Contrary to the opinion of naysayers, disco didn’t die at the end of the ’70s. It just returned to its birthplace in the clubs, mutating and diversifying into new strains like boogie, techno and house music. Disco of the original variety did a slow fadeout throughout the beginning of the ’80s – some point to the Boys Town Gang cover of “Can’t Take My Eyes Off You” as the last “traditional” disco song – and the last holdouts cranked out a few final old-school grooves before changing styles to fit in with the new dance music order.
One Step Higher was one such album. It was the final long-playing venture for Voyage, a collective of French studio musicians who scored big internationally at the end of the ’70s with albums like their self-titled debut and Let’s Fly Away. One Step Higher found them adjusting some surface elements of their style to fit what was going on in the early ’80s club scene: “Come And Get It” is lightly laced with Devo-esque bursts of jagged synth, the title track is a stripped down number whose rhythm track is dominated by drum machines and “I Surrender” is boogie through and through, down to its synth bassline. It’s also worth noting that the orchestration of old has been jettisoned in favor of keyboard textures and the bass lines and guitar riffs have a tougher edge to fit in with this electronics-dominated style.
However, beneath all these au-courant affectations lies the traditional Voyage style in terms of songwriting and approach to arrangements. For instance, “Let’s Get Started” is a swooning bit of romanticism where a group of vocalists sing a soaring bridge that captures the song’s spirit of romance while synths fill the places that a string section once occupied. Elsewhere, “Magic In The Groove” engages in the disco-goes-exotica style of older Voyage ventures by injecting an element of island music.

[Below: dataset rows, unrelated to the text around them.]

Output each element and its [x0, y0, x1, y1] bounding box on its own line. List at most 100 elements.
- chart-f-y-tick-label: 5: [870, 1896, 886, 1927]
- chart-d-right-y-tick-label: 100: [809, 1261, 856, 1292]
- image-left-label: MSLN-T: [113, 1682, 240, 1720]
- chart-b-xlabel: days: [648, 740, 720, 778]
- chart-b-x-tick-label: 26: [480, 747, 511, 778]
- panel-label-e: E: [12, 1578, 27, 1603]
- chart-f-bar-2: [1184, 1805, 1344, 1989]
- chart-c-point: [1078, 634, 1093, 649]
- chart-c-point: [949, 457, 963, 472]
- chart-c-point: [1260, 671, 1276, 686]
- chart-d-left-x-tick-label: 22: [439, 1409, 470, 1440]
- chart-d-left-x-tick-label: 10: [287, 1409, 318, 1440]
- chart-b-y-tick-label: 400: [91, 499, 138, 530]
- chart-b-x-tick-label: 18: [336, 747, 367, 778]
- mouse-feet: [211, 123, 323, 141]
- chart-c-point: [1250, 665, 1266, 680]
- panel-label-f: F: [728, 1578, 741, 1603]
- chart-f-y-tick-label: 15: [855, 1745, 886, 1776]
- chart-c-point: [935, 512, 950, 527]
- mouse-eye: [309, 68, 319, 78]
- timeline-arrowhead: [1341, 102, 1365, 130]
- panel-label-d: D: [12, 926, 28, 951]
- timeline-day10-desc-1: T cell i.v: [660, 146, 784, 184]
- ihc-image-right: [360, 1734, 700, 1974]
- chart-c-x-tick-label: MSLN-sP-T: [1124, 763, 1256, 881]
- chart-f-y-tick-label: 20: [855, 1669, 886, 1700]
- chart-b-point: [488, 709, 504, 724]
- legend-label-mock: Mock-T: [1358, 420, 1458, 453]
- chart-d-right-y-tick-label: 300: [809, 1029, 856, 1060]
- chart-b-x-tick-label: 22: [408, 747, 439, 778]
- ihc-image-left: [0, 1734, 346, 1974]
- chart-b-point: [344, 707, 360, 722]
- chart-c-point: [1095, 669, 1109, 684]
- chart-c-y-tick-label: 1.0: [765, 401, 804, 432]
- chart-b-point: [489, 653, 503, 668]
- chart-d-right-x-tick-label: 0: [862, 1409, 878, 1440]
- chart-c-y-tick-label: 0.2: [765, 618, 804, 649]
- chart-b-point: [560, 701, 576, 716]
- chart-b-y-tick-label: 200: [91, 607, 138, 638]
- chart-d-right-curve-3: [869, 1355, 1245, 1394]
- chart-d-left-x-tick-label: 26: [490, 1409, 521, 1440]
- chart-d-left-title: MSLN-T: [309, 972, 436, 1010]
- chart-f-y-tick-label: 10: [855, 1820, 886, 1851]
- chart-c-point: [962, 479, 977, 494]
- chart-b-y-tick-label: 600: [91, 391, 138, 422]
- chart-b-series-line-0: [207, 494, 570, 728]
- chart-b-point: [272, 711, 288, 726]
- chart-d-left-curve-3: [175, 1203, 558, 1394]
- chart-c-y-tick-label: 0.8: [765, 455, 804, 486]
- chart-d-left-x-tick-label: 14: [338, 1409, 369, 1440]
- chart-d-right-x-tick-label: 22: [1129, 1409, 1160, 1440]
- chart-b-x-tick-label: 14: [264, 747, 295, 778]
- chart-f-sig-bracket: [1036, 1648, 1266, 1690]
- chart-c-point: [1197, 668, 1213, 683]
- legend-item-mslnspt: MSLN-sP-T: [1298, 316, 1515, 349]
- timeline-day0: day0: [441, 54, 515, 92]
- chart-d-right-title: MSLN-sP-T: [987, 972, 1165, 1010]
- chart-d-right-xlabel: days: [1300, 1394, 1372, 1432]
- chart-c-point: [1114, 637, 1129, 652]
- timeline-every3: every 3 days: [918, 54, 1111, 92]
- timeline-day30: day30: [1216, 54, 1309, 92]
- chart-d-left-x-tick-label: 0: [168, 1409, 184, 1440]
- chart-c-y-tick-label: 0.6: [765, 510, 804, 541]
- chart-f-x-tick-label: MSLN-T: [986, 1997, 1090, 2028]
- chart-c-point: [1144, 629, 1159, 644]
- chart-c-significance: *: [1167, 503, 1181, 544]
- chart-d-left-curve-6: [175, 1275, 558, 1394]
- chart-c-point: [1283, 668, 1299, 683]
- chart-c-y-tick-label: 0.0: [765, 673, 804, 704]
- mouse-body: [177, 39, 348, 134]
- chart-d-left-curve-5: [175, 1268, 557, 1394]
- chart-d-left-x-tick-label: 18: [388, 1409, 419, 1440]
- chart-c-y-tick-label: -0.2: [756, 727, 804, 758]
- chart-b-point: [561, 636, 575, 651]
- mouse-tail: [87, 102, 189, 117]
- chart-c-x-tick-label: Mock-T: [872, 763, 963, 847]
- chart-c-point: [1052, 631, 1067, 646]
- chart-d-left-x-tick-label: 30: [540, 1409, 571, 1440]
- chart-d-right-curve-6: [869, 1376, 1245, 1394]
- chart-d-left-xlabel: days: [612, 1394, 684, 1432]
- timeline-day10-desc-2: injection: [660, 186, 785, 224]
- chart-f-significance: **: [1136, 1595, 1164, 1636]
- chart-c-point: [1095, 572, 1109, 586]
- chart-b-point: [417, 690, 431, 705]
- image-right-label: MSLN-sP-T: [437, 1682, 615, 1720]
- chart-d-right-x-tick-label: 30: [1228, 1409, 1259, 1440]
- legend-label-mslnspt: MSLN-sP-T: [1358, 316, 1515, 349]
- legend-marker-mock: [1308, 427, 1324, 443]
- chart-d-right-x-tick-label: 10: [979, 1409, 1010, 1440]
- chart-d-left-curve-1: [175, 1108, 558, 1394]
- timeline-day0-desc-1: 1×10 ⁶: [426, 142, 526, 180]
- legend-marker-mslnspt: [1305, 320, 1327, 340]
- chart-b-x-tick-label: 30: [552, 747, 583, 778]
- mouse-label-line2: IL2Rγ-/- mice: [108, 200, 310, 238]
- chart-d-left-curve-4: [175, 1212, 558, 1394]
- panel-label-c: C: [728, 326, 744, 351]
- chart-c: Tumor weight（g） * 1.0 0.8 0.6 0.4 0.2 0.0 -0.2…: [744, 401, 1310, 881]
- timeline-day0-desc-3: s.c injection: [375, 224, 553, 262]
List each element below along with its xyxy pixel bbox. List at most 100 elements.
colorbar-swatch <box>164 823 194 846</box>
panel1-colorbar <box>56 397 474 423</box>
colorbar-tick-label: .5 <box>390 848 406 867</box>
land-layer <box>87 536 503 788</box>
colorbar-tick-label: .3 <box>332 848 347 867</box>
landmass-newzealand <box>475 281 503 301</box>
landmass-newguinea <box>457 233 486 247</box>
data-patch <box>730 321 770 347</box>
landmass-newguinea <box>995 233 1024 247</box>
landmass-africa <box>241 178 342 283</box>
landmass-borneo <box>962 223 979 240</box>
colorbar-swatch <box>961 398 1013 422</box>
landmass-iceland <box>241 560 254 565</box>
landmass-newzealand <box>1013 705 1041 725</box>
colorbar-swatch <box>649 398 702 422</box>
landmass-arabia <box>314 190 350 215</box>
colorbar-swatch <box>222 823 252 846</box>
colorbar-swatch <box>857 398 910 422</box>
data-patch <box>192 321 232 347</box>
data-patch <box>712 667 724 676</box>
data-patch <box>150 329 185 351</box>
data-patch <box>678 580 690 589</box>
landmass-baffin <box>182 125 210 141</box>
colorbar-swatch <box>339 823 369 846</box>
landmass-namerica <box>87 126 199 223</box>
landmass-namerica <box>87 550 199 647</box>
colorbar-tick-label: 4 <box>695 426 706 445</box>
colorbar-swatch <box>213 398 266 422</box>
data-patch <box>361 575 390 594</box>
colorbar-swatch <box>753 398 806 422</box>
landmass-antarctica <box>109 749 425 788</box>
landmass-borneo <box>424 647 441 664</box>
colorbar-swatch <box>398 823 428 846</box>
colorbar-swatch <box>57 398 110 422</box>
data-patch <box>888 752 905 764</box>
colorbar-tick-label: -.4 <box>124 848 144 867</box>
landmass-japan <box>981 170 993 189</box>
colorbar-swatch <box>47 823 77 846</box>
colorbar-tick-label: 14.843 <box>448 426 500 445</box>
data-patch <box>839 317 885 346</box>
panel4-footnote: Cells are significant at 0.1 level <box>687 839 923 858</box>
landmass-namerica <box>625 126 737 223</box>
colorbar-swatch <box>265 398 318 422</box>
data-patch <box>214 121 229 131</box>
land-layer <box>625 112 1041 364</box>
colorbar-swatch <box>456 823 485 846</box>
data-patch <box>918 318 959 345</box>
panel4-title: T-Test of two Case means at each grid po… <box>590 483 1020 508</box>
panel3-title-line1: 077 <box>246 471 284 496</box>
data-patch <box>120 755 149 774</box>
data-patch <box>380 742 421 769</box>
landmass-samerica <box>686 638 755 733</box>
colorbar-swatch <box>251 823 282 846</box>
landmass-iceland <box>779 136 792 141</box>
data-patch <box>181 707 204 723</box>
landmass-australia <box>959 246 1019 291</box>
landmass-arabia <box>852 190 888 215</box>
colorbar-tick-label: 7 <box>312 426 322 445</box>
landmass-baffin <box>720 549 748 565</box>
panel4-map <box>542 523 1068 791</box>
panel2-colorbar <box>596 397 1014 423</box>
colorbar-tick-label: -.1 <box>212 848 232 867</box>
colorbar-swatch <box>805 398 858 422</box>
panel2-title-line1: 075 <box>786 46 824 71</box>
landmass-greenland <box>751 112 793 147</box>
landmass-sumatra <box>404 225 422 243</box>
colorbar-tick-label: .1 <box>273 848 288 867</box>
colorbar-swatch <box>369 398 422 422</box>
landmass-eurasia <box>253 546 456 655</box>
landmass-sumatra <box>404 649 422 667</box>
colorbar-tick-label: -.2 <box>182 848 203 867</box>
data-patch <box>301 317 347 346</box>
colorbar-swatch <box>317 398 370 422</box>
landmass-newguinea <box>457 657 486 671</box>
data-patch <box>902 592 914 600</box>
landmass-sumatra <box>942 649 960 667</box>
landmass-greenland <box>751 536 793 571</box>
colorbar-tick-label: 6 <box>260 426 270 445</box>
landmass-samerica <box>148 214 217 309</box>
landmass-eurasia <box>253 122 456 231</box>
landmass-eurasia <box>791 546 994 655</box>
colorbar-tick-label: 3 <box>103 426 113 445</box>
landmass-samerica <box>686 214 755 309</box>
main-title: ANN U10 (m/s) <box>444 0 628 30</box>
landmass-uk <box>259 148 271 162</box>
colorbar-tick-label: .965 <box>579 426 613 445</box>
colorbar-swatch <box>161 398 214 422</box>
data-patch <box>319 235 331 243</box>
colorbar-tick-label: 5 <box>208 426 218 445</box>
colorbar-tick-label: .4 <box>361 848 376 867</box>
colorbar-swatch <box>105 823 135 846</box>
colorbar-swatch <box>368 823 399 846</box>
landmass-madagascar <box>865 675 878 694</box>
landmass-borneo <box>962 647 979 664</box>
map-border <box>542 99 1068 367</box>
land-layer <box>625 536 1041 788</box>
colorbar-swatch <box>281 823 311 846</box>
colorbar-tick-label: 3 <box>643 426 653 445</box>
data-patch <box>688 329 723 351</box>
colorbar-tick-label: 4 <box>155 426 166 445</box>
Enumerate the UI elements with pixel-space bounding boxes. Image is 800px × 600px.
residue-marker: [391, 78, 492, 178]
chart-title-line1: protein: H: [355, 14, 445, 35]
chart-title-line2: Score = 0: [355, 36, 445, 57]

However, the album’s best and most traditional moment arrives at the finale: “Follow The Brightest Star” is big-hearted Eurodisco in its best, most classic tradition. An extended instrumental intro with delicate keyboard work creates an adventurous yet sentimental mood that sets the tone for the positivity of the lyrics, which encourage the people on the dance floor to keep searching for the good times. For disco fans who felt displaced by the genre’s shifting fortunes, it was a message they could take to heart – and a strong final note for this group to gracefully exit the Eurodisco scene on.
CD Special Edition Notes: Voyage tends to bring out the best in the Disco Recharge reissue series and this 2-CD set is no exception. The original album is presented in a newly-mastered style on the first disc and the second disc unleashes a whopping array of single edits, 12-inch mixes and alternate versions that add up to 78 minutes of bonus material.
This might look like overkill to the casual listener but it’s more fun than a barrel of mirrorballs for the disco archaeologists. Combing through this material can reveal a lot of interesting things to genre fanatics. For starters, it’s interesting to note that Voyage’s songs work really well as 7-inch singles, functioning as lush but concise dance-pop thanks to the musical skill of all involved. “Nowhere To Hide” and “Magic In The Groove” benefit the most from the 12-inch mix treatment, giving their grooves more room to breathe and develop than the album-length counterparts, and an alternate version of “I Surrender” that strips out the falsetto lead vocal but leaves the backing vocals gives it a new, unexpectedly dreamy feel to offset its driving rhythms.
Or particular interest to fans is the fact that a previously unreleased outtake is also included amongst the bonus material, a song entitled “Almost Made It.” It’s a fun bit of boogie fare, with a nicely syncopated vocal melody, energetic horn charts and a funky synthesizer solo.